Bagdad dihujani bom oleh Amerika dan Inggris pada tanggal 21 Maret 2003. Photo: http://www.aljazeera.com
Sekitar 10 jam lalu, mantan perdana menteri Inggris Tony Blair membuat pengakuan yang mengejutkan dunia dengan mengatakan bahwa terjadi kesalahan intelejen sehingga memicu terjadinya serangan besar-besaran yang dimotori oleh Amerika yang pada saat itu dipimpin oleh George W. Bush terhadap Irak yang pada saat itu dipimpin oleh Saddam Husein. Tony Blair mengakui bahwa ini semua adalah suatu kesalahan yang dia lakukan.
Mantan Perdana Menteri Inggris ini meminta maaf atas keputusan yang diambilnya melibatkan Inggris dalam perang dan menggulingkan Saddam Husein, namun dia tetap menolak untuk meminta maaf atas tindakannnya tersebut yang mengakibatkan Saddam Husein terguling dari kekuasaannya.
Peristiwa yang terjadi pada tahun 2003 yang dikenal sebagai invasi Irak ini dimulai atas dasar laporan intelejen yang saat itu digembar-gemborkan oleh George W. Bush dan Tony Blair bahwa rezim Saddam Husein memiliki sejanta pemusnah massal dan juga senjata kimia. Saat itu awal penyerangan terhadap Irak tidak melewati persetujuan Dewan Keamanan PBB. Namun apa yang terjadi setelah pasukan sekutu yang dimotori oleh Amerika dan Inggris ternyata senjata pemusnah massal dan juga senjata kimia itu tidak ada.
Sejak awal motif Amerika dan Inggris menyerang Irak dasar keberadaan senjata kimia dan senjata pemusnah massal memang diragukan oleh dunia. Dunia lebih mempercayai bahwa motif sebenarnya dari penyerangan ini adalah pengaruh kekuatan Rezim Saddam Husein di wilayah itu yang makin mengkhawatirkan dan keamanan pasokan minyak, setelah sebelumnya Irak mengivasi Kuwait tahun 1991 yang menyebabkan perak teluk yang dikenal sebagai operasi "Desert Storm".

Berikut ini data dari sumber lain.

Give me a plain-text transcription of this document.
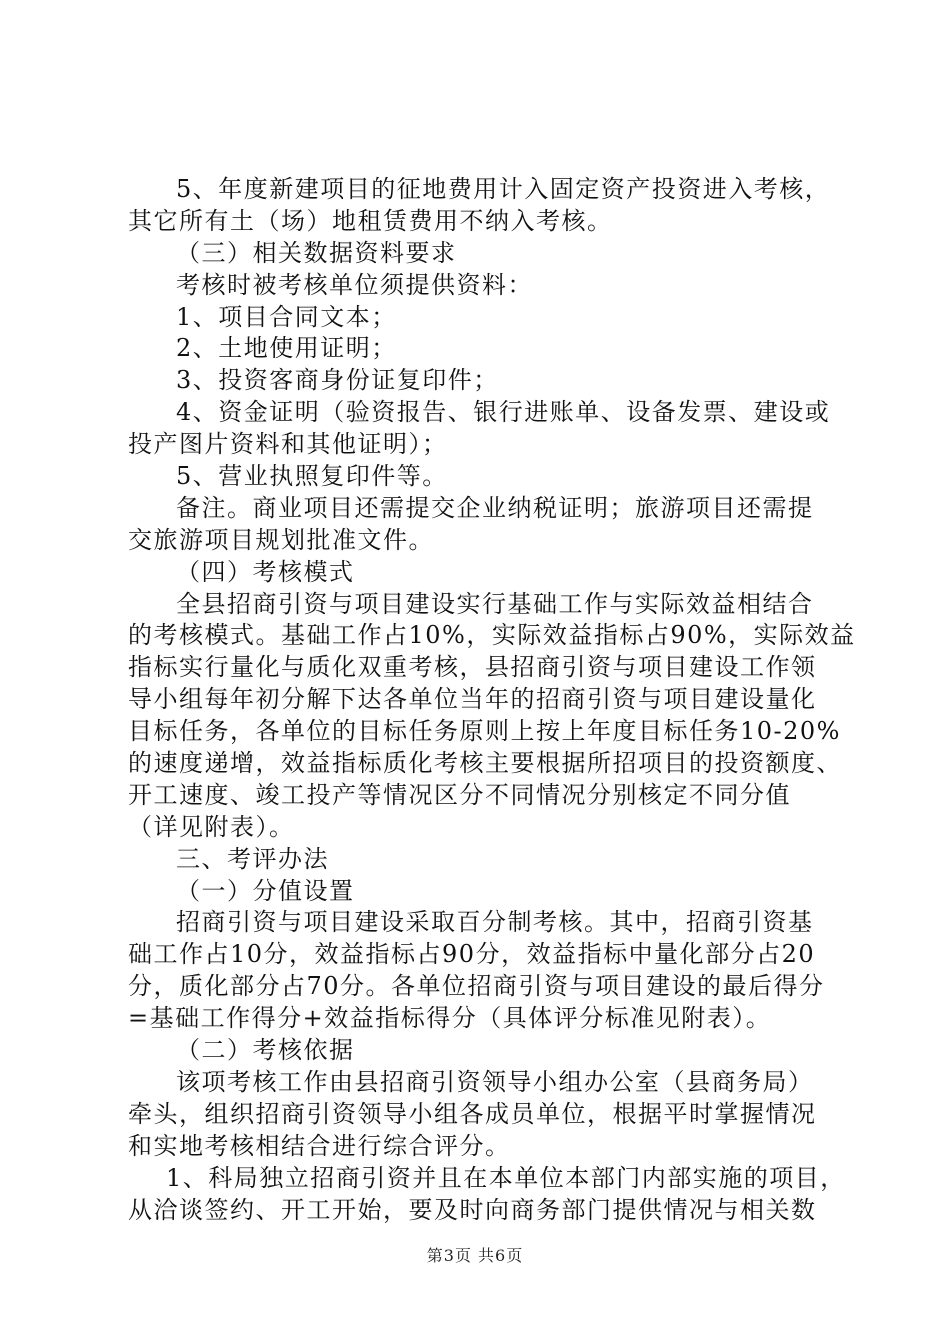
5、年度新建项目的征地费用计入固定资产投资进入考核，
其它所有土（场）地租赁费用不纳入考核。
（三）相关数据资料要求
考核时被考核单位须提供资料：
1、项目合同文本；
2、土地使用证明；
3、投资客商身份证复印件；
4、资金证明（验资报告、银行进账单、设备发票、建设或
投产图片资料和其他证明）；
5、营业执照复印件等。
备注。商业项目还需提交企业纳税证明；旅游项目还需提
交旅游项目规划批准文件。
（四）考核模式
全县招商引资与项目建设实行基础工作与实际效益相结合
的考核模式。基础工作占10%，实际效益指标占90%，实际效益
指标实行量化与质化双重考核，县招商引资与项目建设工作领
导小组每年初分解下达各单位当年的招商引资与项目建设量化
目标任务，各单位的目标任务原则上按上年度目标任务10-20%
的速度递增，效益指标质化考核主要根据所招项目的投资额度、
开工速度、竣工投产等情况区分不同情况分别核定不同分值
（详见附表）。
三、考评办法
（一）分值设置
招商引资与项目建设采取百分制考核。其中，招商引资基
础工作占10分，效益指标占90分，效益指标中量化部分占20
分，质化部分占70分。各单位招商引资与项目建设的最后得分
=基础工作得分+效益指标得分（具体评分标准见附表）。
（二）考核依据
该项考核工作由县招商引资领导小组办公室（县商务局）
牵头，组织招商引资领导小组各成员单位，根据平时掌握情况
和实地考核相结合进行综合评分。
1、科局独立招商引资并且在本单位本部门内部实施的项目，
从洽谈签约、开工开始，要及时向商务部门提供情况与相关数
第3页 共6页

Pengakuan Tony Blair di CNN dalam wawancara khususnya dengan Fareed Zakaria dinilai akan berdampak akan luas, sebab sampai saat ini George W. Bush dan juga Amerika masih menjustifikasi bahwa tindakan penyerangan terhadap Irak di bawah kepemimpinan Saddam Husein benar adanya karena membahayakan dunia dengan senjata pemusnah massal dan senjata kimianya.
Invasi Irak yang memakan korban ribuan orang dari pihak Irak, 4000 dari pihak Amerika dan 179 dari tentara Inggris memang sudah usai namun dampak perang itu terhadap perubahan peta kekuatan dunia khususnya di Timur Tengah sangat besar.

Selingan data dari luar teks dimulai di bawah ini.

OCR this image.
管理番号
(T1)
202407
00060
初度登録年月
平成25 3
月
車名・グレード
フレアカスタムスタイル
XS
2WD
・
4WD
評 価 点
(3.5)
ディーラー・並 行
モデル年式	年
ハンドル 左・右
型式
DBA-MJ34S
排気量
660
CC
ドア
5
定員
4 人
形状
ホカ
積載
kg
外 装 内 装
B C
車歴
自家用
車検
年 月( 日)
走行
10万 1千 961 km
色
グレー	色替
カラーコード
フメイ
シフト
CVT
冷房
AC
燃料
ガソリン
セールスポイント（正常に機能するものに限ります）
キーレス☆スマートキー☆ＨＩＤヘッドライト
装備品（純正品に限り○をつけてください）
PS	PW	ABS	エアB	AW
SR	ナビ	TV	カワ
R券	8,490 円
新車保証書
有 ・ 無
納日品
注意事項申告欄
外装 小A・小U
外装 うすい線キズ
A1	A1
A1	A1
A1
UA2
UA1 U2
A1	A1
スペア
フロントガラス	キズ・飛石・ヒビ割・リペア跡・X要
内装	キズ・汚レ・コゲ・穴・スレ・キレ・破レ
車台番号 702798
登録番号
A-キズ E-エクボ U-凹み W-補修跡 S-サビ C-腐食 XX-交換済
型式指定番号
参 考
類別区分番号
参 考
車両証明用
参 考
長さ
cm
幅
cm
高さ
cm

Ketika pasukan sekutu berhasil menggulingkan Saddam Husein dan menguasai Irak pada tahun 2003 dan deklarasi bahwa kekuatan Al Qaeda sudah dilumpuhkan pada tahun 2008 ternyata kejadian tersebut bukan merupakan awal terjadinya kestabilan politik di Timur Tengah, namun justru sebaliknya.
Pada saat penggulingan Saddam Husien memang ISIS belum terdengar keberadaannya, namun pada kenyataanya ISIS sudah ada dan kemungkinan “dipelihara” keberadaan saat itu untuk melawan rezim Saddam Husein. Saat perang teluk cikal bakal ISIS ini pindah ke Syria dan membesarkan diri untuk selanjutnya kembali ke Irak dan berkembang secara tidak terkendali.
Tidak hanya itu saja penggulingan Saddam Husein dinilai sebagai pemicu gelombang perubahan di Timur Tengah yang dikenal sebagai “Arab Spring”. Gelombang Arab Spring melanda negara-negara di Timur Tengah satu persatu seperti wabah. Sebut jasa runtuhnya kekuasaan Kadhafi, pergolakan di Mesir yang menumbangkan Husni Mobarak, perang saudara di Syria dll.
Anehnya ada beberapa negara di kawasan ini yang sengaja “dikontrol”, “dibiarkan” dan bahkan “dilindungi”, sebut saja Iran dan Saudi Arabia. Iran walaupun mendapat tekanan hebat karena kemampuannya membuat senjata nuklir masih eksis. Sementara itu Saudi Arabia yang oleh Amnesti Internasional dikategorikan sebagai negara bermasalah dalam hal pelanggaran HAM sengaja dilindungi. Negara-negara di Timur Tengah yang dianggap “jinak” dan memberi keuntungan pada negara barat dibiarkan dan aman dari gelombang “Arab Spring”.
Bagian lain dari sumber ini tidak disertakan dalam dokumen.